There are $$N$$ different types of items. The $$i^{th}$$ item has $$c_i$$ distinct copies. In this problem, you are going to deal with $$Q$$ queries. The $$i^{th}$$ query is represented by three integers - $$l_i, r_i, k_i$$. For every query, you need to find the number of ways for choosing $$k_i$$ items of different types, and their types must be within the interval $$[l_i, r_i]$$ (inclusive).
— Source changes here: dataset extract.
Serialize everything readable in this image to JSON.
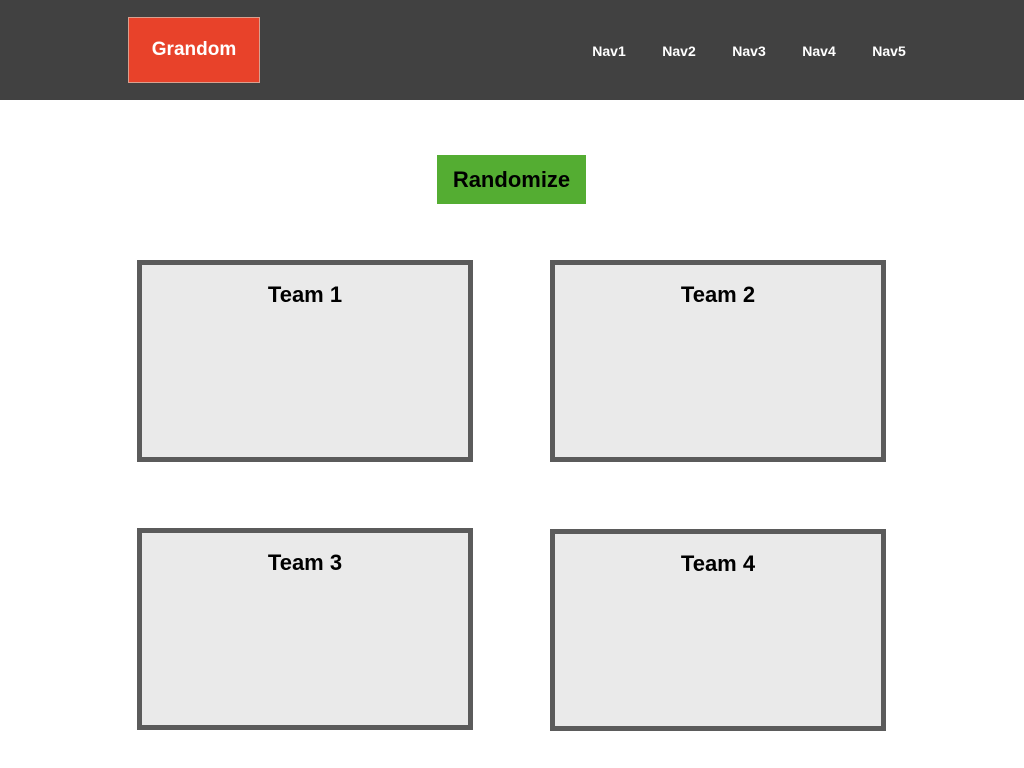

Since this number might be huge, you are only asked to print its remainder modulo $$998244353$$.
Note that you can't choose two items of the same type $$i$$, i.e., if you want to choose an item of type $$i$$, you can do this in $$c_i$$ ways.
$$\textbf{Input}$$
The first line contains two integers - $$N$$ and $$Q$$ $$(1 \le N,Q \le 2^{14})$$.
The next line contains $$N$$ integers - $$c_1, c_2, \dots, c_N (1 \le c_i \le 10^8)$$.
The next $$Q$$ lines contain three integers - $$a_i, b_i, k_i$$ $$(0 \le a_i, b_i < N, 1 \le l_i \le r_i \le N, 1 \le k_i \le r_i - l_i + 1)$$. If $$last$$ is the answer for $$(i - 1)^{th}$$ (at the beginning $$last = 0$$) query then:
$$1. l_i = ((a_i + last) \mod N) + 1$$
$$2. r_i = ((b_i + last) \mod N) + 1$$
For $$25$$ points you can consider that $$N,Q \le 1024$$.
For another $$25$$ points you can consider that $$k_i \le 20$$.
For another $$25$$ points you can consider that $$k_i \le 256$$.
$$\textbf{Output}$$
Output $$Q$$ lines, the $$i^{th}$$ line constains the answer for the $$i^{th}$$ query in chronological order.